2.2. Es kann der Beweiswürdigung der belangten Behörde im angefochtenen Bescheid, unter Berücksichtigung des Vorbringens des Beschwerdeführers vor dem Bundesverwaltungsgericht, nicht entgegengetreten werden, wenn es davon ausgeht, dass der Beschwerdeführer im Falle einer Rückkehr in sein Heimatland keine konkrete Verfolgung zu befürchten hätte. Eine solche versuchte er vor dem Bundesamt zwar noch darzutun, indem er vorbrachte, seine gesamte Familie sei von den Taliban ermordet worden. Vor dem Bundesverwaltungsgericht relativierte er jedoch alles, und gab an, vor dem Bundesamt gelogen zu haben. Der Schlepper habe ihm eingeredet, er solle lügen. Seine Eltern seien inzwischen in Deutschland.

2.3. Der Beschwerdeführer gab an und belegte mit zahlreichen Unterlagen, bereits Arbeitserfahrung zu haben. Er ist im arbeitsfähigen Alter, gesund, verfügt über Arbeitserfahrung, spricht eine der Landessprachen und würde daher im Lichte der aktuellen Rechtsprechung - siehe unten - im Falle einer Rückkehr in sein Herkunftsland - allenfalls in die Landeshauptstadt Kabul - jedenfalls nicht in eine ausweglose Lage geraten.

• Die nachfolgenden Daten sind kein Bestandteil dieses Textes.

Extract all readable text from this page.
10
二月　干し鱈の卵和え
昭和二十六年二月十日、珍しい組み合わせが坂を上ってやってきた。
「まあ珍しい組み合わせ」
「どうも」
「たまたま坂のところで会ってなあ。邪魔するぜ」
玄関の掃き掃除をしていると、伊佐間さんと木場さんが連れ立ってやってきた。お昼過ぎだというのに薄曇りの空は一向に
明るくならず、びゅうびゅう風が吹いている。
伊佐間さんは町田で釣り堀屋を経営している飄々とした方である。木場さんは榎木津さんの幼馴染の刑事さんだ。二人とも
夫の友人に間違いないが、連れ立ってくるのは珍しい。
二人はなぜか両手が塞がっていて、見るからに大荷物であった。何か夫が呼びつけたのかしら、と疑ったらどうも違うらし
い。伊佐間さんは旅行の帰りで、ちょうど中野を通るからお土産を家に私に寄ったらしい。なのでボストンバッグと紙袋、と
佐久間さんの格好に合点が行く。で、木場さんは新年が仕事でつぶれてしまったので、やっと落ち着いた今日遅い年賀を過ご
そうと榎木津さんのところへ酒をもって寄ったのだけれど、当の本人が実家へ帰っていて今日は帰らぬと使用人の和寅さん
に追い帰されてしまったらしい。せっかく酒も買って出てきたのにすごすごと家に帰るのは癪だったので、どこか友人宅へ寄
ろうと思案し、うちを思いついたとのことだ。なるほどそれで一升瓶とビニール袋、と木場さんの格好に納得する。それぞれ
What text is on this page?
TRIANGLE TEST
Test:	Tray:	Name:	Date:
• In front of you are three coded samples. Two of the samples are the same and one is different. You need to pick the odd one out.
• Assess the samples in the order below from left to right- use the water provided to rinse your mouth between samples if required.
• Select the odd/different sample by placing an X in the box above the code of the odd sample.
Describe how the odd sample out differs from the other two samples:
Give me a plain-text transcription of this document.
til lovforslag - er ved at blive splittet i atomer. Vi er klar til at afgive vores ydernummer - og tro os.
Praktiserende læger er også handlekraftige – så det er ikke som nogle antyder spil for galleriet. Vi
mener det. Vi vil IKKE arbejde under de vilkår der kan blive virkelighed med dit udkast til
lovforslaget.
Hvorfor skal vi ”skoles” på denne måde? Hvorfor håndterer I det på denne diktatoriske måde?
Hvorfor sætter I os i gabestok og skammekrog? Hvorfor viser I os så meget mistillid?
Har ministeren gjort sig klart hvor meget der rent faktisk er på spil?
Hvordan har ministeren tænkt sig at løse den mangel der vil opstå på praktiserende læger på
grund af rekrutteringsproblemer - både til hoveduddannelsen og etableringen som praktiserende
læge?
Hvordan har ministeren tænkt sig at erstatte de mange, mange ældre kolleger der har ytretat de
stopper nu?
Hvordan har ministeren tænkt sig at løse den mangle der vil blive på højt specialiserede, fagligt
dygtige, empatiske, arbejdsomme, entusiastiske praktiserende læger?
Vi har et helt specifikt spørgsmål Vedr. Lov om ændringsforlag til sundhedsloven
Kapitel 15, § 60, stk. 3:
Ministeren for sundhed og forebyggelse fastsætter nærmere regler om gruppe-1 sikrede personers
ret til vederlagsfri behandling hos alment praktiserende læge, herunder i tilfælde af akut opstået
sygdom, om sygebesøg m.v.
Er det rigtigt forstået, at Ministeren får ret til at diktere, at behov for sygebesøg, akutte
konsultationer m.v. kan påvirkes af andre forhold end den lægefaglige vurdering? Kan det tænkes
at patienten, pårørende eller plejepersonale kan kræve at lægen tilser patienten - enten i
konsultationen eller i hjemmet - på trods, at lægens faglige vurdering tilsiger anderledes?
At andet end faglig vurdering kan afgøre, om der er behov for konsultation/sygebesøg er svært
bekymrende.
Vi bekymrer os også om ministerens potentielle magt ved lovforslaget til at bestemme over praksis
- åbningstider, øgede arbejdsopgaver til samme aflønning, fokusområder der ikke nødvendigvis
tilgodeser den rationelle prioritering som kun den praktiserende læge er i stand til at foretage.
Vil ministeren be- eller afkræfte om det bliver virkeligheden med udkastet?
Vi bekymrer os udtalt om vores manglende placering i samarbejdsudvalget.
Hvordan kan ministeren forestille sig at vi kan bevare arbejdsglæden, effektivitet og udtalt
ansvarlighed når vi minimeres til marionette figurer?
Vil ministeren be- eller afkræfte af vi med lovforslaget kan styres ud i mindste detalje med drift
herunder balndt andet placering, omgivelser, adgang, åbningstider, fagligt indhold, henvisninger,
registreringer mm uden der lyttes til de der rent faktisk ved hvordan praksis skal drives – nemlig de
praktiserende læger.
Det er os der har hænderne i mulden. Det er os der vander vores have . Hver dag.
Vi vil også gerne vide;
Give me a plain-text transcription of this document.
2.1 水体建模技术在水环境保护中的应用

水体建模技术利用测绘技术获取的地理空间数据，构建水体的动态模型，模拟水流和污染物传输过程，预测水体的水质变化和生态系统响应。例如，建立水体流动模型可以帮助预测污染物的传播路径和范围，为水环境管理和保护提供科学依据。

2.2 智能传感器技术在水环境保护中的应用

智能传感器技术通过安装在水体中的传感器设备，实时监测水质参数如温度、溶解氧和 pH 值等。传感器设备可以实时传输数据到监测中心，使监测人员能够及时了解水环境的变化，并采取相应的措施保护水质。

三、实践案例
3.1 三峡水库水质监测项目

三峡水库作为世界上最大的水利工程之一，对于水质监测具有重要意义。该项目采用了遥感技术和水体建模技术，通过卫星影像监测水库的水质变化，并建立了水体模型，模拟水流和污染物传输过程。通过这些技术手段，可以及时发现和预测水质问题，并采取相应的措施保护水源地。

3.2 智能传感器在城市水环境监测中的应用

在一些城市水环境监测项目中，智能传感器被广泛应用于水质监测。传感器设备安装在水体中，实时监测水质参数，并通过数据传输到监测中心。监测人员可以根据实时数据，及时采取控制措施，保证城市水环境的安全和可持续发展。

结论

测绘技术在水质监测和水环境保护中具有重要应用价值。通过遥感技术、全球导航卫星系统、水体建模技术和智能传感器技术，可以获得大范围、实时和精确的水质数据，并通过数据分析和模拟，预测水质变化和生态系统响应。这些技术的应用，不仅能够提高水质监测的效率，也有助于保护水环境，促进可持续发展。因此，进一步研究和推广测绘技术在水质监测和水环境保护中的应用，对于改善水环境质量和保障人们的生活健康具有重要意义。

Exzeptionelle Umstände, wie sie der VwGH in seiner jüngeren Rechtsprechung für die Gewährung von subsidiärem Schutz fordert, kamen nicht hervor.

2.4. Die oben getroffenen Feststellungen zur Lage im Herkunftsstaat ergeben sich aus den zitierten herkunftsstaatsbezogenen Erkenntnisquellen betreffend die allgemeine Lage in Afghanistan - Länderinformationsblatt der Staatendokumentation Stand 30.01.2018. Angesichts der Seriosität und Plausibilität der angeführten Erkenntnisquellen sowie dem Umstand, dass diese Berichte auf einer Vielzahl verschiedener, voneinander unabhängiger Quellen beruhen und dennoch ein in den Kernaussagen übereinstimmendes Gesamtbild ohne wesentliche Widersprüche darbieten, besteht kein Grund, an der Richtigkeit der Angaben zu zweifeln.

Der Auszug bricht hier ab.